Há uma dívida antiga da indústria do cinema, que já antes tinha tentado homenagear Jean Seberg. Este filme de Benedict Andrews quer liquidar essa dívida, mostrando o contributo da icónica atriz de "O Acossado" (1960) para a luta dos direitos humanos e o exemplo de resistência que conseguiu ser - até não conseguir mais.

Apesar disso, tomados pela emoção da missão, os argumentistas, Joe Shrapnel e Anna Waterhouse, deixaram-se levar e em vez de uma narrativa, esta é uma tentativa de vingar a sua memória, chamando à ribalta o FBI de J. Edgar Hoover pela perseguição que lhe moveu.

No centro das atenções está Kristen Stewart, que faz uma gestão irregular da carga emocional de Jean Seberg, o que traz incoerência à interpretação.

O registo varia: é destemida nas cenas do envolvimento com o ativista Hakim Jamal (Anthony Mackie), que lhe merece humilhação pública quando é exposto, mas não há vergonha ou remorso nos momentos com o marido, Romain Gary (Yvan Attal).

Vemo-la também mais perturbada ao saber que está a ser vigiada do que quando diz a um batalhão de jornalistas que a sua filha morreu com apenas dois dias de vida, depois de uma gravidez aterrorizada por rumores sobre a paternidade da criança, lançados pelo FBI. E há um momento, perto do fim, em que ficamos mais abalados pela sensação de impotência do que pela expressão (impávida) de Kristen Stewart, que quase passa por auto-controlo de Jean, misturado com conformismo, álcool e comprimidos.

A interpretação até pode ser o que mais fica na memória, mas não é memorável. É somente o fator-estrela que traz alguma atenção a "Seberg - Contra Todos os Inimigos". O cabelo curto loiro que a caracterização copia com mérito não é suficiente para carregar às costas todo um filme, ainda que seja um elemento chave na cena em que Jean desce do avião (vestido amarelo, com bainha à anos 60), antes de se juntar aos ativistas liderados por Hakim, de punho em riste, para uma boa oportunidade fotográfica.

O espírito militante dos argumentistas justifica ainda a existência de Jack Solomon (Jack O’Connell), agente especializado em escutas que toma conta da vigilância, encaminhado para a redenção quando lhe começam a parecer excessivas as manobras de intimidação para que a atriz interrompesse o financiamento a organizações como o Black Panther Party.

A narrativa dispensava esta evidência, mas os argumentistas insistem na polarização: de um lado, temos o FBI, que persegue, mente, intimida; do outro, uma mulher que merecia ser vista como mais do que uma vítima.
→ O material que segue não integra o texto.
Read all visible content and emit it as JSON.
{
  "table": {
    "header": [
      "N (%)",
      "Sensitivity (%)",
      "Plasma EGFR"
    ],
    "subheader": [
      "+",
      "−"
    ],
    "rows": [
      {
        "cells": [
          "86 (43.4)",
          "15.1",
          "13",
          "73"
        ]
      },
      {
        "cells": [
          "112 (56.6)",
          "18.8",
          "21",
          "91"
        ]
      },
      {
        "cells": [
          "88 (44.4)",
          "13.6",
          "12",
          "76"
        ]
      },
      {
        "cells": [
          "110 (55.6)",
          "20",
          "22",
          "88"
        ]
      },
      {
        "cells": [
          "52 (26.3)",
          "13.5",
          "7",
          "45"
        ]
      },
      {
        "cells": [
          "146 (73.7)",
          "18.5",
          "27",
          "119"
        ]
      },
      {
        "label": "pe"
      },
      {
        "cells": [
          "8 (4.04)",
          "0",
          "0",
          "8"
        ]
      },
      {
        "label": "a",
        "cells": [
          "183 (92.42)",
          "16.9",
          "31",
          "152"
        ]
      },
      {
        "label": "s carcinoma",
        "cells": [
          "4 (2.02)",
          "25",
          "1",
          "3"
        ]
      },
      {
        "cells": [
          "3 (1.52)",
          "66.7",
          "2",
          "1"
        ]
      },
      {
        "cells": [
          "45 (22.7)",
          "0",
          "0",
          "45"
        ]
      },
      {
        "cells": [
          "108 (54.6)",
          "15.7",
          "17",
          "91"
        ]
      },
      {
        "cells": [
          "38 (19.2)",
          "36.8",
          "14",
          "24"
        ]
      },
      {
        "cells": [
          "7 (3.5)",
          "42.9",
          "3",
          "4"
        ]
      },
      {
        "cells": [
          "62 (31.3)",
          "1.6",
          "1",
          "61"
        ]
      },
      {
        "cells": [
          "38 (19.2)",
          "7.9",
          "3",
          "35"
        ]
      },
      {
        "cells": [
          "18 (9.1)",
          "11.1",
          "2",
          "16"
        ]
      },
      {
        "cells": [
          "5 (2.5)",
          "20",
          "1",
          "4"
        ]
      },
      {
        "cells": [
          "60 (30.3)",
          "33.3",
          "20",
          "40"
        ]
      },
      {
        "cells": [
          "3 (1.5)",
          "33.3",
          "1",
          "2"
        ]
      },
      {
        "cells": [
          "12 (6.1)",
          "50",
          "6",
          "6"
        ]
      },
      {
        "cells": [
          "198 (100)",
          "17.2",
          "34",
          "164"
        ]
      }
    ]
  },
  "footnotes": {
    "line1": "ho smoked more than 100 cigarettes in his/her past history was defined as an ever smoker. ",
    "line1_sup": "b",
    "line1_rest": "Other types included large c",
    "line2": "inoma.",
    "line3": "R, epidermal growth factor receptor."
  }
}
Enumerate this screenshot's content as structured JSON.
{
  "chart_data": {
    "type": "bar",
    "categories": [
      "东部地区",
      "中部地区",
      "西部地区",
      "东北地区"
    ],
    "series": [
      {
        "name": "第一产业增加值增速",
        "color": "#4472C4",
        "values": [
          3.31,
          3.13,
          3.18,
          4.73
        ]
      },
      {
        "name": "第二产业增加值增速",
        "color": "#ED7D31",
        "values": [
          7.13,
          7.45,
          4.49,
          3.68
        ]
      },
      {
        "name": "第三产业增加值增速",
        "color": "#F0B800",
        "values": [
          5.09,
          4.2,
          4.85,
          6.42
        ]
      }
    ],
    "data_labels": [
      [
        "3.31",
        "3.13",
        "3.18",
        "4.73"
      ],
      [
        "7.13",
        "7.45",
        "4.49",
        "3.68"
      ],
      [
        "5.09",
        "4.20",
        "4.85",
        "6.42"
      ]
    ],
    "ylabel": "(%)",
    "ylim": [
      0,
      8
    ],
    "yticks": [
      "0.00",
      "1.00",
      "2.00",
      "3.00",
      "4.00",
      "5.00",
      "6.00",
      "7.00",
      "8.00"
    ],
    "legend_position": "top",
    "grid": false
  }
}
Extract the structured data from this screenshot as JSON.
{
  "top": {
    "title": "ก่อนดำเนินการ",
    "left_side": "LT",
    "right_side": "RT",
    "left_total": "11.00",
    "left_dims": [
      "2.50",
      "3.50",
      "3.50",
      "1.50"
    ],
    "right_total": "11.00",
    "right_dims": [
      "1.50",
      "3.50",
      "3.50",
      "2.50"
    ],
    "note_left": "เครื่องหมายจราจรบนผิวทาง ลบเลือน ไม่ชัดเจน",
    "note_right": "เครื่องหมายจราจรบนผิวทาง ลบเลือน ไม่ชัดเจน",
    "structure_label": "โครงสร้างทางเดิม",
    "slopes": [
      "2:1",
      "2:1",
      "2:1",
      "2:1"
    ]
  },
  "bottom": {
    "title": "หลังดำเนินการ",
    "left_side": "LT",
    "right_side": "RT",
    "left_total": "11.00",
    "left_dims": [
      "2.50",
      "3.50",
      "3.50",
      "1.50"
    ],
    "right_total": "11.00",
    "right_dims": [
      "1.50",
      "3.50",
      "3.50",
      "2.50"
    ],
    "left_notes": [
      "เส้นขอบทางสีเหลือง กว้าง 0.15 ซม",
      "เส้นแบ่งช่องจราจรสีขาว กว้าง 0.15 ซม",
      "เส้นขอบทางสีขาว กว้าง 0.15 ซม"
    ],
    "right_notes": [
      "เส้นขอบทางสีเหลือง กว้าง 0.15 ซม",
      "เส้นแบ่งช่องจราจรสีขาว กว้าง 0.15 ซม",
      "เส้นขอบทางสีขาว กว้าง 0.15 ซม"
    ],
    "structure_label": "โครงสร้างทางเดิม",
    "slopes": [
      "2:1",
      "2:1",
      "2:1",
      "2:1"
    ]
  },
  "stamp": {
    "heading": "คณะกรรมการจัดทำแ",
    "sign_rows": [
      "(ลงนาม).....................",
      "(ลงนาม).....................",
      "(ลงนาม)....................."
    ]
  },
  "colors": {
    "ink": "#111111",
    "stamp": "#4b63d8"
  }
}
"Seberg - Contra Todos os Inimigos" não quer ser "biopic", mas sim um excerto de uma vida, ao jeito de “Judy” (2019), que recentemente valeu o Óscar a Renée Zellweger. Se assim é, porquê começar com uma réplica da cena de "Santa Joana" (1957), em que Jean interpreta Joana d’Arc, uma experiência com o tirano cineasta Otto Preminger que a traumatizou para a vida? É certo que a vemos referir-se às cicatrizes das queimaduras, mas nem Kristen Stewart nem o realizador fazem dessa uma experiência com impacto visível na protagonista.

"Seberg - Contra Todos os Inimigos" tem o coração no sítio certo, mas fica longe de ser uma grande homenagem à estrela que Godard fez nascer no cinema francês.

"Seberg - Contra Todos os Inimigos": nos cinemas a 20 de fevereiro.